This simply baffles me. I've just downloaded a 1.5GB tarball of the Chrome source code. The same code compiled compresses to about 50MB.
Why is there such a discrepancy between the size of the source code, and the size of the executable?
A list of things that could cause this.
The executable has no need of whitespace, comments or any of the nice formatting stuff. The source code might have TONS of documentation and whitespace just to make the code readable and all this takes up space.
The source code might bring along with it a LOT of other code to test the application. But this test code doesn't ever make it to the final application.

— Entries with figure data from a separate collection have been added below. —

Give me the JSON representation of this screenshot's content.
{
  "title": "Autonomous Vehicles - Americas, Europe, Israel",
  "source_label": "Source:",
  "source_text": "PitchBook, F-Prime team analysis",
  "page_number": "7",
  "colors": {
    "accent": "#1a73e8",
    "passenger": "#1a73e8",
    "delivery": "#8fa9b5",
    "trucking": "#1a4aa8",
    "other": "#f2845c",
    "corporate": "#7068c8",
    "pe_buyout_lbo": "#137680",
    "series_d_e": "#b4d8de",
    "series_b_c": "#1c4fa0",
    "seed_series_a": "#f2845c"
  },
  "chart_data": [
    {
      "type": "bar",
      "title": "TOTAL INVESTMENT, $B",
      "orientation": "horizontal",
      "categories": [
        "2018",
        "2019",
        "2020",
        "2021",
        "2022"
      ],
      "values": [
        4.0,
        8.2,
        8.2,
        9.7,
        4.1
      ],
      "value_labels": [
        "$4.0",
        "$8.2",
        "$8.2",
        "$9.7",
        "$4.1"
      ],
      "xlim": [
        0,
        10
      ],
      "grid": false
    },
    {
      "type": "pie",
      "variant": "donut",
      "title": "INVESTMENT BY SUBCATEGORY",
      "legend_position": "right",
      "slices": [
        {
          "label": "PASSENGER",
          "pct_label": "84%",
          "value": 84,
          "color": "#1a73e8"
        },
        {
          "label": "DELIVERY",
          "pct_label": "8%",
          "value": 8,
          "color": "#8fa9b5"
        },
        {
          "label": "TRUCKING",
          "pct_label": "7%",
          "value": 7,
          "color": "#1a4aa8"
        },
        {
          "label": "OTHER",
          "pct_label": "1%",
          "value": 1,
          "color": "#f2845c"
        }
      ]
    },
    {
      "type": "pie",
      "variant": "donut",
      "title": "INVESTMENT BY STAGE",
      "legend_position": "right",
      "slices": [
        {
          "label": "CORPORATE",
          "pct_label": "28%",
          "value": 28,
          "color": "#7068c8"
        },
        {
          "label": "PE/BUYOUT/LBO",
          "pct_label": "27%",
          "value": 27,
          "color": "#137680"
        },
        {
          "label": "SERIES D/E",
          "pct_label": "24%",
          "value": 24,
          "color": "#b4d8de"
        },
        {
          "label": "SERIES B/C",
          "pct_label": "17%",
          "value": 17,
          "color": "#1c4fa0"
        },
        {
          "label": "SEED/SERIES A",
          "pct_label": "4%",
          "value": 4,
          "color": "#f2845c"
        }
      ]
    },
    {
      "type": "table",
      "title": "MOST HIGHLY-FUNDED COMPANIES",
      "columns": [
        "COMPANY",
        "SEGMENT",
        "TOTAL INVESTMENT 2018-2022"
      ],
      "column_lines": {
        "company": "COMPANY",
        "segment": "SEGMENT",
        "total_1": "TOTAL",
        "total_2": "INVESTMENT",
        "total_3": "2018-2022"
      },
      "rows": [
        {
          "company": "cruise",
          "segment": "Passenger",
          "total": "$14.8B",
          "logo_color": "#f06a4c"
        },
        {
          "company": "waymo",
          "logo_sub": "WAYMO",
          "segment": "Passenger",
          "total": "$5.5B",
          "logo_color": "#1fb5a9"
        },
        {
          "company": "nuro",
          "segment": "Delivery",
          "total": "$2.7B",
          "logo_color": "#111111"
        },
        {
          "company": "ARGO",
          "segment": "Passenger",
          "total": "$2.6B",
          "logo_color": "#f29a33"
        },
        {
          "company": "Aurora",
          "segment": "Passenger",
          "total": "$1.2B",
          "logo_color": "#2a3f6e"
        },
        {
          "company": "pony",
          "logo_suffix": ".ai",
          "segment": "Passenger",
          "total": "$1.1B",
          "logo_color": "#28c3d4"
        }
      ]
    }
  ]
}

Documentation that is included with the code. Depending on the format, .doc or .docx files, the documentation might be huge.
Someone else mentioned that source control comments might be in the code as well. Icluding commit messages in source code can make the files large as well.

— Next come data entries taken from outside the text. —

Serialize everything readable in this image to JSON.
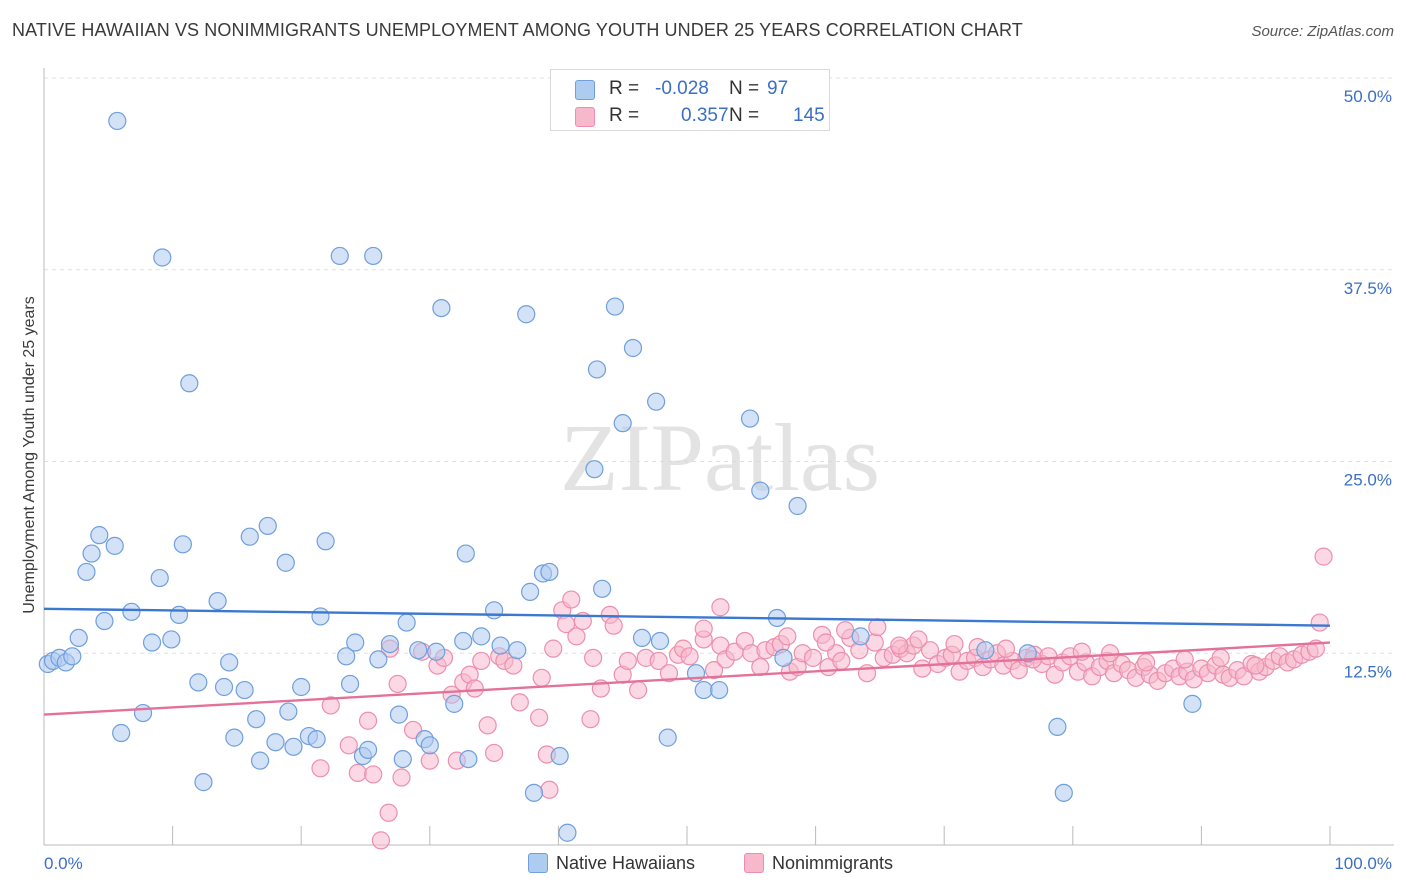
{
  "title": "NATIVE HAWAIIAN VS NONIMMIGRANTS UNEMPLOYMENT AMONG YOUTH UNDER 25 YEARS CORRELATION CHART",
  "source": "Source: ZipAtlas.com",
  "watermark": "ZIPatlas",
  "colors": {
    "blue_fill": "#aecbf0",
    "blue_stroke": "#6f9fdc",
    "blue_line": "#3b78d0",
    "pink_fill": "#f7b8cc",
    "pink_stroke": "#ec8fae",
    "pink_line": "#e4719a",
    "tick_text": "#3a6fc4",
    "grid": "#e0e0e0"
  },
  "legend": {
    "rows": [
      {
        "r_label": "R =",
        "r_value": "-0.028",
        "n_label": "N =",
        "n_value": "97"
      },
      {
        "r_label": "R =",
        "r_value": "0.357",
        "n_label": "N =",
        "n_value": "145"
      }
    ]
  },
  "bottom_legend": {
    "series_a": "Native Hawaiians",
    "series_b": "Nonimmigrants"
  },
  "chart_data": {
    "type": "scatter",
    "title": "NATIVE HAWAIIAN VS NONIMMIGRANTS UNEMPLOYMENT AMONG YOUTH UNDER 25 YEARS CORRELATION CHART",
    "xlabel": "",
    "ylabel": "Unemployment Among Youth under 25 years",
    "xlim": [
      0,
      100
    ],
    "ylim": [
      0,
      50
    ],
    "x_tick_labels": [
      "0.0%",
      "100.0%"
    ],
    "y_ticks": [
      12.5,
      25.0,
      37.5,
      50.0
    ],
    "y_tick_labels": [
      "12.5%",
      "25.0%",
      "37.5%",
      "50.0%"
    ],
    "grid": true,
    "legend_position": "top-center",
    "series": [
      {
        "name": "Native Hawaiians",
        "trend": [
          [
            0,
            15.4
          ],
          [
            100,
            14.3
          ]
        ],
        "points": [
          [
            0.3,
            11.8
          ],
          [
            0.7,
            12.0
          ],
          [
            1.2,
            12.2
          ],
          [
            1.7,
            11.9
          ],
          [
            2.2,
            12.3
          ],
          [
            2.7,
            13.5
          ],
          [
            3.3,
            17.8
          ],
          [
            3.7,
            19.0
          ],
          [
            4.3,
            20.2
          ],
          [
            4.7,
            14.6
          ],
          [
            5.5,
            19.5
          ],
          [
            5.7,
            47.2
          ],
          [
            6.0,
            7.3
          ],
          [
            6.8,
            15.2
          ],
          [
            7.7,
            8.6
          ],
          [
            8.4,
            13.2
          ],
          [
            9.0,
            17.4
          ],
          [
            9.2,
            38.3
          ],
          [
            9.9,
            13.4
          ],
          [
            10.5,
            15.0
          ],
          [
            10.8,
            19.6
          ],
          [
            11.3,
            30.1
          ],
          [
            12.0,
            10.6
          ],
          [
            12.4,
            4.1
          ],
          [
            13.5,
            15.9
          ],
          [
            14.0,
            10.3
          ],
          [
            14.4,
            11.9
          ],
          [
            14.8,
            7.0
          ],
          [
            15.6,
            10.1
          ],
          [
            16.0,
            20.1
          ],
          [
            16.5,
            8.2
          ],
          [
            16.8,
            5.5
          ],
          [
            17.4,
            20.8
          ],
          [
            18.0,
            6.7
          ],
          [
            18.8,
            18.4
          ],
          [
            19.0,
            8.7
          ],
          [
            19.4,
            6.4
          ],
          [
            20.0,
            10.3
          ],
          [
            20.6,
            7.1
          ],
          [
            21.2,
            6.9
          ],
          [
            21.5,
            14.9
          ],
          [
            21.9,
            19.8
          ],
          [
            23.0,
            38.4
          ],
          [
            23.5,
            12.3
          ],
          [
            23.8,
            10.5
          ],
          [
            24.2,
            13.2
          ],
          [
            24.8,
            5.8
          ],
          [
            25.2,
            6.2
          ],
          [
            25.6,
            38.4
          ],
          [
            26.0,
            12.1
          ],
          [
            26.9,
            13.1
          ],
          [
            27.6,
            8.5
          ],
          [
            27.9,
            5.6
          ],
          [
            28.2,
            14.5
          ],
          [
            29.1,
            12.7
          ],
          [
            29.6,
            6.9
          ],
          [
            30.0,
            6.5
          ],
          [
            30.5,
            12.6
          ],
          [
            30.9,
            35.0
          ],
          [
            31.9,
            9.2
          ],
          [
            32.6,
            13.3
          ],
          [
            32.8,
            19.0
          ],
          [
            33.0,
            5.6
          ],
          [
            34.0,
            13.6
          ],
          [
            35.0,
            15.3
          ],
          [
            35.5,
            13.0
          ],
          [
            36.8,
            12.7
          ],
          [
            37.5,
            34.6
          ],
          [
            37.8,
            16.5
          ],
          [
            38.1,
            3.4
          ],
          [
            38.8,
            17.7
          ],
          [
            39.3,
            17.8
          ],
          [
            40.1,
            5.8
          ],
          [
            40.7,
            0.8
          ],
          [
            43.0,
            31.0
          ],
          [
            42.8,
            24.5
          ],
          [
            43.4,
            16.7
          ],
          [
            44.4,
            35.1
          ],
          [
            45.0,
            27.5
          ],
          [
            45.8,
            32.4
          ],
          [
            46.5,
            13.5
          ],
          [
            47.6,
            28.9
          ],
          [
            47.9,
            13.3
          ],
          [
            48.5,
            7.0
          ],
          [
            50.7,
            11.2
          ],
          [
            51.3,
            10.1
          ],
          [
            52.5,
            10.1
          ],
          [
            54.9,
            27.8
          ],
          [
            55.7,
            23.1
          ],
          [
            57.0,
            14.8
          ],
          [
            57.5,
            12.2
          ],
          [
            58.6,
            22.1
          ],
          [
            63.5,
            13.6
          ],
          [
            73.2,
            12.7
          ],
          [
            76.5,
            12.5
          ],
          [
            78.8,
            7.7
          ],
          [
            79.3,
            3.4
          ],
          [
            89.3,
            9.2
          ]
        ]
      },
      {
        "name": "Nonimmigrants",
        "trend": [
          [
            0,
            8.5
          ],
          [
            100,
            13.2
          ]
        ],
        "points": [
          [
            21.5,
            5.0
          ],
          [
            22.3,
            9.1
          ],
          [
            23.7,
            6.5
          ],
          [
            24.4,
            4.7
          ],
          [
            25.2,
            8.1
          ],
          [
            25.6,
            4.6
          ],
          [
            26.2,
            0.3
          ],
          [
            26.8,
            2.1
          ],
          [
            26.9,
            12.8
          ],
          [
            27.5,
            10.5
          ],
          [
            27.8,
            4.4
          ],
          [
            28.7,
            7.5
          ],
          [
            29.4,
            12.6
          ],
          [
            30.0,
            5.5
          ],
          [
            30.6,
            11.7
          ],
          [
            31.1,
            12.2
          ],
          [
            31.7,
            9.8
          ],
          [
            32.1,
            5.5
          ],
          [
            32.6,
            10.6
          ],
          [
            33.1,
            11.1
          ],
          [
            33.5,
            10.2
          ],
          [
            34.0,
            12.0
          ],
          [
            34.5,
            7.8
          ],
          [
            35.0,
            6.0
          ],
          [
            35.4,
            12.3
          ],
          [
            35.8,
            12.0
          ],
          [
            36.5,
            11.7
          ],
          [
            37.0,
            9.3
          ],
          [
            38.5,
            8.3
          ],
          [
            38.7,
            10.9
          ],
          [
            39.1,
            5.9
          ],
          [
            39.3,
            3.6
          ],
          [
            39.6,
            12.8
          ],
          [
            40.3,
            15.3
          ],
          [
            40.6,
            14.4
          ],
          [
            41.0,
            16.0
          ],
          [
            41.4,
            13.6
          ],
          [
            41.9,
            14.6
          ],
          [
            42.5,
            8.2
          ],
          [
            42.7,
            12.2
          ],
          [
            43.3,
            10.2
          ],
          [
            44.0,
            15.0
          ],
          [
            44.3,
            14.3
          ],
          [
            45.0,
            11.1
          ],
          [
            45.4,
            12.0
          ],
          [
            46.2,
            10.1
          ],
          [
            46.8,
            12.2
          ],
          [
            47.8,
            12.0
          ],
          [
            48.6,
            11.2
          ],
          [
            49.3,
            12.4
          ],
          [
            49.7,
            12.8
          ],
          [
            50.2,
            12.3
          ],
          [
            51.3,
            13.4
          ],
          [
            52.1,
            11.4
          ],
          [
            52.6,
            13.0
          ],
          [
            53.0,
            12.1
          ],
          [
            53.7,
            12.6
          ],
          [
            54.5,
            13.3
          ],
          [
            55.0,
            12.5
          ],
          [
            55.7,
            11.6
          ],
          [
            56.1,
            12.7
          ],
          [
            56.8,
            12.9
          ],
          [
            57.3,
            13.1
          ],
          [
            58.0,
            11.3
          ],
          [
            58.6,
            11.6
          ],
          [
            59.0,
            12.5
          ],
          [
            59.8,
            12.2
          ],
          [
            60.5,
            13.7
          ],
          [
            61.0,
            11.6
          ],
          [
            61.6,
            12.5
          ],
          [
            62.0,
            12.0
          ],
          [
            62.7,
            13.5
          ],
          [
            63.4,
            12.7
          ],
          [
            64.0,
            11.2
          ],
          [
            64.6,
            13.2
          ],
          [
            65.3,
            12.2
          ],
          [
            66.0,
            12.4
          ],
          [
            66.6,
            12.8
          ],
          [
            67.1,
            12.5
          ],
          [
            67.6,
            13.0
          ],
          [
            68.3,
            11.5
          ],
          [
            68.9,
            12.7
          ],
          [
            69.5,
            11.8
          ],
          [
            70.1,
            12.2
          ],
          [
            70.6,
            12.4
          ],
          [
            71.2,
            11.3
          ],
          [
            71.8,
            12.0
          ],
          [
            72.4,
            12.2
          ],
          [
            73.0,
            11.6
          ],
          [
            73.6,
            12.1
          ],
          [
            74.1,
            12.5
          ],
          [
            74.6,
            11.7
          ],
          [
            75.3,
            12.0
          ],
          [
            75.8,
            11.4
          ],
          [
            76.4,
            12.2
          ],
          [
            77.0,
            12.4
          ],
          [
            77.6,
            11.8
          ],
          [
            78.1,
            12.3
          ],
          [
            78.6,
            11.1
          ],
          [
            79.2,
            11.9
          ],
          [
            79.8,
            12.3
          ],
          [
            80.4,
            11.3
          ],
          [
            81.0,
            11.9
          ],
          [
            81.5,
            11.0
          ],
          [
            82.1,
            11.6
          ],
          [
            82.7,
            12.0
          ],
          [
            83.2,
            11.2
          ],
          [
            83.8,
            11.8
          ],
          [
            84.3,
            11.4
          ],
          [
            84.9,
            10.9
          ],
          [
            85.5,
            11.6
          ],
          [
            86.0,
            11.1
          ],
          [
            86.6,
            10.7
          ],
          [
            87.2,
            11.2
          ],
          [
            87.8,
            11.5
          ],
          [
            88.3,
            11.0
          ],
          [
            88.9,
            11.3
          ],
          [
            89.4,
            10.8
          ],
          [
            90.0,
            11.5
          ],
          [
            90.5,
            11.2
          ],
          [
            91.1,
            11.7
          ],
          [
            91.7,
            11.1
          ],
          [
            92.2,
            10.9
          ],
          [
            92.8,
            11.4
          ],
          [
            93.3,
            11.0
          ],
          [
            93.9,
            11.8
          ],
          [
            94.5,
            11.3
          ],
          [
            95.0,
            11.6
          ],
          [
            95.6,
            12.0
          ],
          [
            96.1,
            12.3
          ],
          [
            96.7,
            11.9
          ],
          [
            97.2,
            12.1
          ],
          [
            97.8,
            12.4
          ],
          [
            98.4,
            12.6
          ],
          [
            98.9,
            12.8
          ],
          [
            99.2,
            14.5
          ],
          [
            99.5,
            18.8
          ],
          [
            52.6,
            15.5
          ],
          [
            51.3,
            14.1
          ],
          [
            57.8,
            13.6
          ],
          [
            60.8,
            13.2
          ],
          [
            62.3,
            14.0
          ],
          [
            64.8,
            14.2
          ],
          [
            66.5,
            13.0
          ],
          [
            68.0,
            13.4
          ],
          [
            70.8,
            13.1
          ],
          [
            72.6,
            12.9
          ],
          [
            74.8,
            12.8
          ],
          [
            76.9,
            12.1
          ],
          [
            80.7,
            12.6
          ],
          [
            82.9,
            12.5
          ],
          [
            85.7,
            11.9
          ],
          [
            88.7,
            12.1
          ],
          [
            91.5,
            12.2
          ],
          [
            94.2,
            11.7
          ]
        ]
      }
    ]
  }
}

I don't know how/when you did the file comparison but if you did it AFTER compile time then you might have included the compile artifacts ( the *.o files ) in your calculation as well. So you might be perceiving the source code to be 1.5GB when it's really only 750 MB ( roughly speaking ).

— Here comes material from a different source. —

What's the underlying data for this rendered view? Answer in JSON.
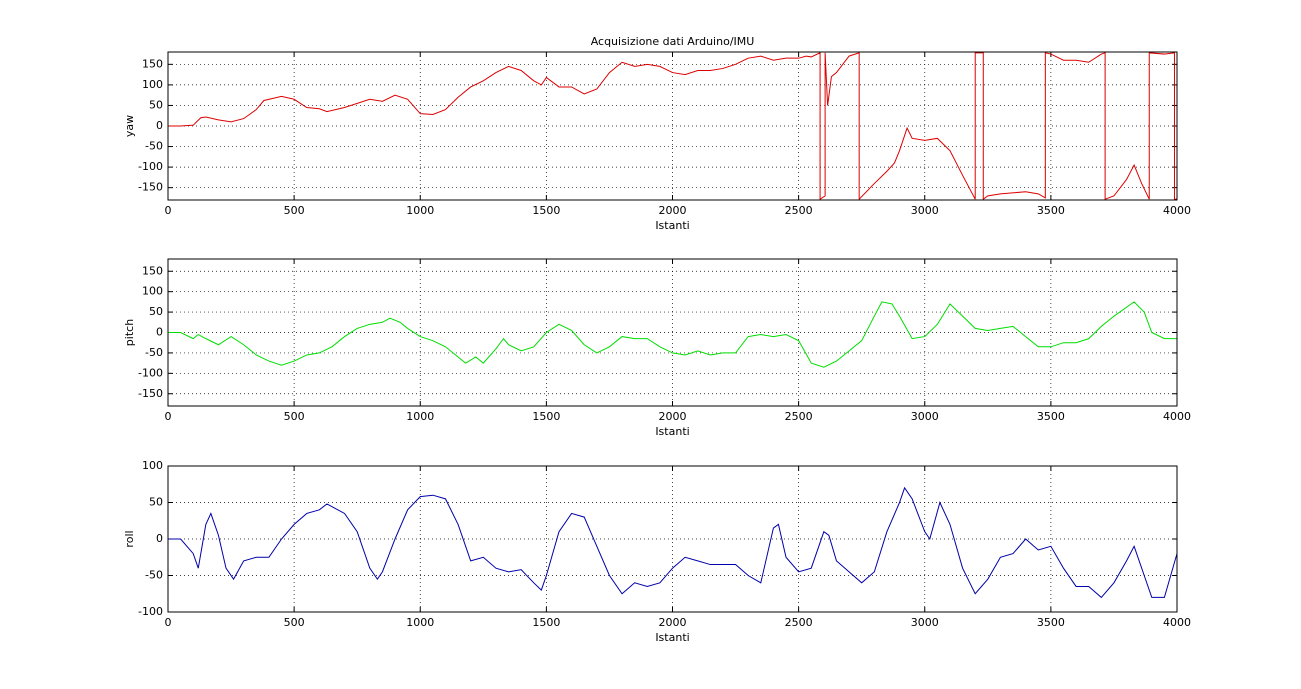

Depending on the compiler and how good it is, it might generate less assembly code and thus create smaller file. Although I think most compilers today are reasonable and this shouldn't account for too much size variance. ( but i could be wrong, i'm not a compiler person )
If the application is being statically compiled with all the libraries it would be bigger because now it has to contain it's dependencies within it. However, if the libraries are dynamically linked/loaded the executable itself might be drastically smaller since it will just link to the libraries during runtime and only load them as needed.
Was the tarball 1.5GB or was the expanded tarball 1.5GB?
Anyway, lots of factors could be at play here.